Par Ferghane Azihari.
Un cours de l’école de la Liberté
La lutte des classes est une théorie libérale avant d’être marxiste. C’est ce que nous rappelle Damien Theillier dans sa nouvelle séquence pour l’École de la liberté. Point de controverse jusque là puisque Marx lui-même admet s’être inspiré de ces deux penseurs libéraux que sont Charles Comte et Charles Dunoyer dans ses réflexions sur les rapports d’exploitation qui structurent la société. Cette théorie de la lutte des classes va également marquer Frédéric Bastiat en alimentant sa pensée politique.
Charles Comte et Charles Dunoyer sont deux intellectuels libéraux du XIXème siècle. Ils fondent en 1814 le magazine Le Censeur sous la Restauration afin de protester contre celle-ci tout en véhiculant les idées libérales.
Comte et Dunoyer analysent les rapports sociaux comme le résultat d’une lutte entre la classe productive qui compose la sphère marchande et la classe prédatrice qui compose la sphère gouvernementale.

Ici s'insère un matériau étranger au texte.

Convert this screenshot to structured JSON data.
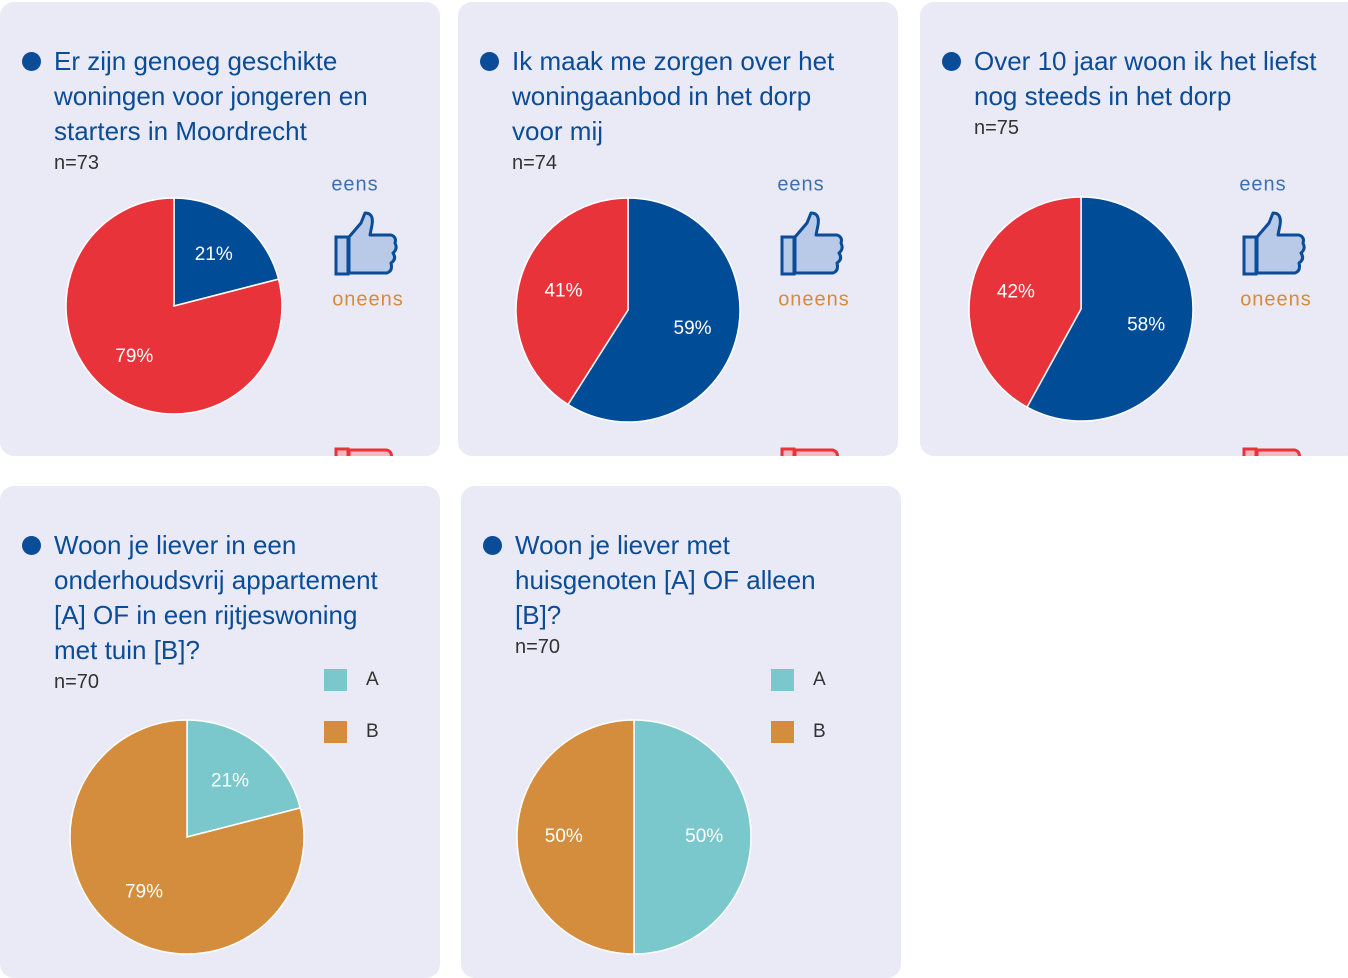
{
  "chart_data": [
    {
      "type": "pie",
      "title": "Er zijn genoeg geschikte woningen voor jongeren en starters in Moordrecht",
      "subtitle": "n=73",
      "categories": [
        "eens",
        "oneens"
      ],
      "values": [
        21,
        79
      ],
      "value_labels": [
        "21%",
        "79%"
      ],
      "colors": [
        "#004c97",
        "#e8333a"
      ],
      "legend_style": "thumbs"
    },
    {
      "type": "pie",
      "title": "Ik maak me zorgen over het woningaanbod in het dorp voor mij",
      "subtitle": "n=74",
      "categories": [
        "eens",
        "oneens"
      ],
      "values": [
        59,
        41
      ],
      "value_labels": [
        "59%",
        "41%"
      ],
      "colors": [
        "#004c97",
        "#e8333a"
      ],
      "legend_style": "thumbs"
    },
    {
      "type": "pie",
      "title": "Over 10 jaar woon ik het liefst nog steeds in het dorp",
      "subtitle": "n=75",
      "categories": [
        "eens",
        "oneens"
      ],
      "values": [
        58,
        42
      ],
      "value_labels": [
        "58%",
        "42%"
      ],
      "colors": [
        "#004c97",
        "#e8333a"
      ],
      "legend_style": "thumbs"
    },
    {
      "type": "pie",
      "title": "Woon je liever in een onderhoudsvrij appartement [A] OF in een rijtjeswoning met tuin [B]?",
      "subtitle": "n=70",
      "categories": [
        "A",
        "B"
      ],
      "values": [
        21,
        79
      ],
      "value_labels": [
        "21%",
        "79%"
      ],
      "colors": [
        "#7ac8cc",
        "#d38d3c"
      ],
      "legend_style": "swatches"
    },
    {
      "type": "pie",
      "title": "Woon je liever met huisgenoten [A] OF alleen [B]?",
      "subtitle": "n=70",
      "categories": [
        "A",
        "B"
      ],
      "values": [
        50,
        50
      ],
      "value_labels": [
        "50%",
        "50%"
      ],
      "colors": [
        "#7ac8cc",
        "#d38d3c"
      ],
      "legend_style": "swatches"
    }
  ]
}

La classe productive vit des richesses qu’elle produit tandis que l’État et ses agents vivent au contraire de la spoliation exercée via divers mécanismes comme l’impôt, les réglementations ainsi que les privilèges de monopole. En finir avec cette lutte des classes suppose donc de réduire les pouvoirs de la classe prédatrice.

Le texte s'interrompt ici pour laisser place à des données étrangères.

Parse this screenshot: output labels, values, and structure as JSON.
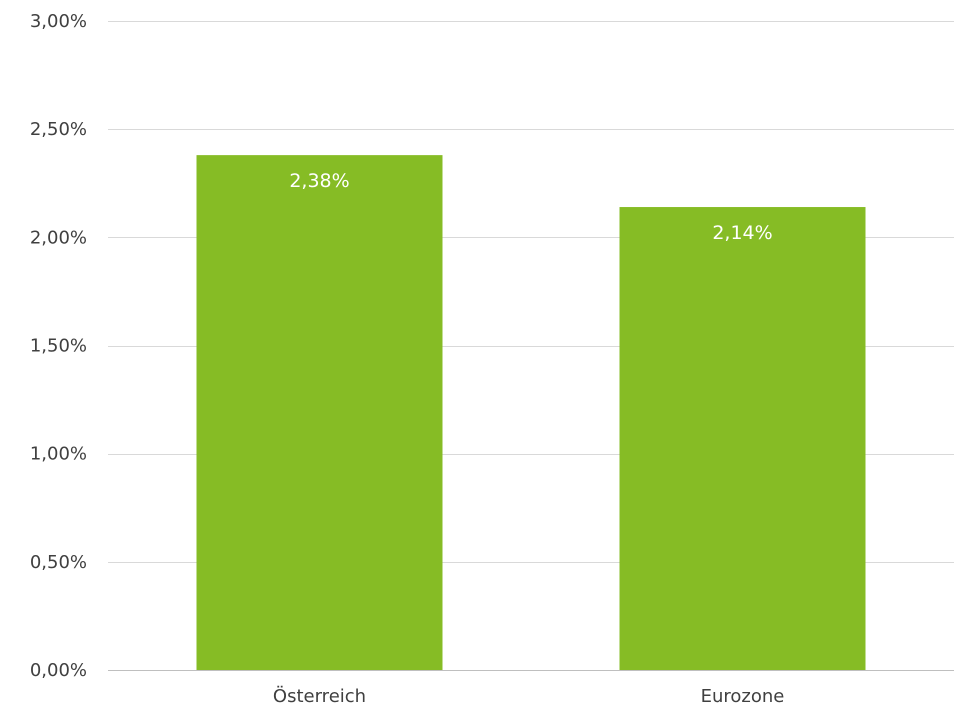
{
  "chart_data": {
    "type": "bar",
    "categories": [
      "Österreich",
      "Eurozone"
    ],
    "values": [
      2.38,
      2.14
    ],
    "data_labels": [
      "2,38%",
      "2,14%"
    ],
    "title": "",
    "xlabel": "",
    "ylabel": "",
    "ylim": [
      0,
      3
    ],
    "yticks": [
      0,
      0.5,
      1,
      1.5,
      2,
      2.5,
      3
    ],
    "ytick_labels": [
      "0,00%",
      "0,50%",
      "1,00%",
      "1,50%",
      "2,00%",
      "2,50%",
      "3,00%"
    ],
    "grid": true,
    "legend": "none",
    "bar_color": "#86bc25"
  }
}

La lutte des classes et Bastiat
Cette conception des rapports sociaux va durablement marquer Frédéric Bastiat en nourrissant ses réflexions sur le rôle du gouvernement dans la société. Cette influence apparaît très clairement dans son pamphlet le plus connu, la Loi.
Bastiat développe ainsi l’idée que la lutte des classes nait lorsque la loi sort de son juste rôle. Dans les cas où elle se contente de faire respecter les droits de chacun et de garantir « l’organisation collective du droit individuel de légitime défense », personne n’est dans la possibilité de l’instrumentaliser à son profit au détriment de tous, à tel point que la forme même du gouvernement devient une question secondaire.
Ce n’est que lorsque la loi sort de ses justes bornes que le législateur devient corruptible. Il s’ensuit alors une lutte acharnée entre divers intérêts catégoriels, tous soucieux de capturer l’appareil législatif en vue d’obtenir des privilèges par définition spoliateurs.
La lutte des classes est donc le résultat d’une crise institutionnelle qui survient lorsque le pouvoir politique échoue à sa mission de garantir les libertés individuelles en participant lui-même à l’exploitation des uns par les autres.
L’État devient alors selon les propos de Bastiat « la grande fiction à travers laquelle tout le monde s’efforce de vivre aux dépens de tout le monde ».
Et maintenant tous le monde connait Marx mais plus personne ne connait Bastiat.
Il existe plusieurs différences essentielles entre Bastiat et Marx au sujet de la lutte des classes.
Bastiat dénonce la lutte des classes comme étant la conséquence malheureuse des lois injustes. Marx au contraire désire ardemment la lutte des classes. Dans son délire envieux et haineux, la lutte des classes est une finalité.
Bastiat dénonce la prédation de l’Etat contre la population. Marx au contraire favorise la spoliation gouvernementale en divisant la population, dans un affrontement artificiel au prétexte d’intérêts opposés imaginaires.
Bastiat annonce les harmonies. Marx prépare le chaos permanent pour mieux imposer le règne implacable et meurtrier de ses idées farfelues.
L’un est un génie du bien, l’autre un génie du mal.
Le débat entre classe productive et improductive et bien antérieur à Bastiat: Quesnay, Turgot, St Simon traiter déjà cette aspect de long en large. Quand aux perceptions respectives de la lutte des classes de Marx et de Bastiat leur comparaison est sans intérêt sinon dans une visée moralisante entre « le bien » et « le mal ». Pour Bastiat la bureaucratie est l’appareil étatique est un ennemi de la société civil et de son épanouissement pour Marx la bureaucratie et l’appareil d’Etat est un allié du « patronat », donc à la limite les deux sont dans la critique de l’Etat mais pour des raisons totalement différentes. Bref la lutte des classe de Bastiat n’a absolument rien à avoir avec celle de Marx.